Isso acontece porque ler não é apenas uma questão de tempo, mas envolve acesso aos livros e capacidade mental de manter a concentração, dois fatores fortemente perturbados pela pandemia.
A professora de história Jéssica Carvalho, de 29 anos, diz que a estante está cheia. A criadora do grupo de leitura Extra Literário, entretanto, conta que eles permanecem lá, quase intocáveis. O problema foi a falta de foco. Sua média de um livro por semana foi drasticamente derrubada no início do período de isolamento.

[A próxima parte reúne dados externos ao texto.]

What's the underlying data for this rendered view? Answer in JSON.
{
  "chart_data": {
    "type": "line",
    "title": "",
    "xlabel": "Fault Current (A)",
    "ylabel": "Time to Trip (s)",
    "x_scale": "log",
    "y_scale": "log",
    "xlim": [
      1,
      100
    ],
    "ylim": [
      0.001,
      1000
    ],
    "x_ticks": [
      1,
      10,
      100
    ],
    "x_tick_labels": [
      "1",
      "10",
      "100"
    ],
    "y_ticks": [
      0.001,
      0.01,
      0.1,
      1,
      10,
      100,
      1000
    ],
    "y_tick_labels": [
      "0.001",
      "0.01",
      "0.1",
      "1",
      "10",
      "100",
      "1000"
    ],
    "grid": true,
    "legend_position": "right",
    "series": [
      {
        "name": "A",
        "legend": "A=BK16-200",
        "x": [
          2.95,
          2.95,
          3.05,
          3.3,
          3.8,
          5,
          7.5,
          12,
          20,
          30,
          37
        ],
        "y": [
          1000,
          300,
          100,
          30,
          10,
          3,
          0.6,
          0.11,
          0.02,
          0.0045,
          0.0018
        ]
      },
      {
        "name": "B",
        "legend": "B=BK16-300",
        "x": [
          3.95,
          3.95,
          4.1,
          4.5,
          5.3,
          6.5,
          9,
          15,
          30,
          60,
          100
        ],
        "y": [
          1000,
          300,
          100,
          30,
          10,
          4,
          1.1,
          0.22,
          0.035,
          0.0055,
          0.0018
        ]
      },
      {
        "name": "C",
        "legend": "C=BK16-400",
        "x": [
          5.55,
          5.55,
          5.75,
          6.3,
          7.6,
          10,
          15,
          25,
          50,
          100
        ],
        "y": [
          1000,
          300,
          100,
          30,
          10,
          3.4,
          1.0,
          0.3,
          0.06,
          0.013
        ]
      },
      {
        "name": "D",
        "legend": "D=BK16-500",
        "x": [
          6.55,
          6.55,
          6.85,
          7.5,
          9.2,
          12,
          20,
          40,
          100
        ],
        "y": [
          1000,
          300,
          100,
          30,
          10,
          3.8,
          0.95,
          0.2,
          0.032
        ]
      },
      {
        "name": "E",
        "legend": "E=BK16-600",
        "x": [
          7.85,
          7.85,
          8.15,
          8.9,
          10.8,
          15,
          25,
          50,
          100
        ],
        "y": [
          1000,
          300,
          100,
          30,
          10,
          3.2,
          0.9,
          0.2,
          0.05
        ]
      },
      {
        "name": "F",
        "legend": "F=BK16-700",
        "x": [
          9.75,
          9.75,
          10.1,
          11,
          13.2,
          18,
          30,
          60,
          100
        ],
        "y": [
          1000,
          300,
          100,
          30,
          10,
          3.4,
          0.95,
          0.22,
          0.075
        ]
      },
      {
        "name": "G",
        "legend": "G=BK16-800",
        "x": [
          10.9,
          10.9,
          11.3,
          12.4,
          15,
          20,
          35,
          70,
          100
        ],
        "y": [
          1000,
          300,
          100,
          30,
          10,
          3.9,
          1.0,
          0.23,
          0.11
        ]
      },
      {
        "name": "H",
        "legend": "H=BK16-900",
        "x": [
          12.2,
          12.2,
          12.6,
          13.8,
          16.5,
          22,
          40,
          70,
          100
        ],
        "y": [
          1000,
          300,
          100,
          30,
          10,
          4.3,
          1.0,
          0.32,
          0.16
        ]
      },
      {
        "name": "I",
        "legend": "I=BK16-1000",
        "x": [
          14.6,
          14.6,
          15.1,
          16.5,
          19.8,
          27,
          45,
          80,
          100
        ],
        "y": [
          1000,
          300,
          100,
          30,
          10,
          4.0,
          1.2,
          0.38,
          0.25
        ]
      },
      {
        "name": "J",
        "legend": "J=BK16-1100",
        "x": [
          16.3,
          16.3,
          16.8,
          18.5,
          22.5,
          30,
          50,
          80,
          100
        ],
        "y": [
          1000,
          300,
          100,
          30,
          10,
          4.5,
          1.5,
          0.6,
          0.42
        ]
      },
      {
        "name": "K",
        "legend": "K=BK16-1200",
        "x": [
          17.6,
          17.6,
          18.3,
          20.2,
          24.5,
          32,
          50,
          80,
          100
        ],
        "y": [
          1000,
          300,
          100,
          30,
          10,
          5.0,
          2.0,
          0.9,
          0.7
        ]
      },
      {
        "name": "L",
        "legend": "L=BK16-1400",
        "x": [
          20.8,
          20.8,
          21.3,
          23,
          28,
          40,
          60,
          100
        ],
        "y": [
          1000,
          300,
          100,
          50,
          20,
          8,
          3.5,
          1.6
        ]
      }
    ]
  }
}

"As férias da escola foram antecipadas e eu tinha muito tempo livre, mas passei semanas sem sair do mesmo livro. Fiz pão, aulas de ioga, tentei fazer bordado, assisti a muitas séries na TV", enumera ela, sobre como preencheu o tempo. "Quando ia ler, tinha dificuldade de prestar atenção. Chegava no final da página e tinha que reler tudo, pois não sabia do que se tratava. A ansiedade tomava conta do meu espaço mental." Carvalho garante que está conseguindo reorganizar a rotina e já está mais próxima do seu hábito de leitura anterior.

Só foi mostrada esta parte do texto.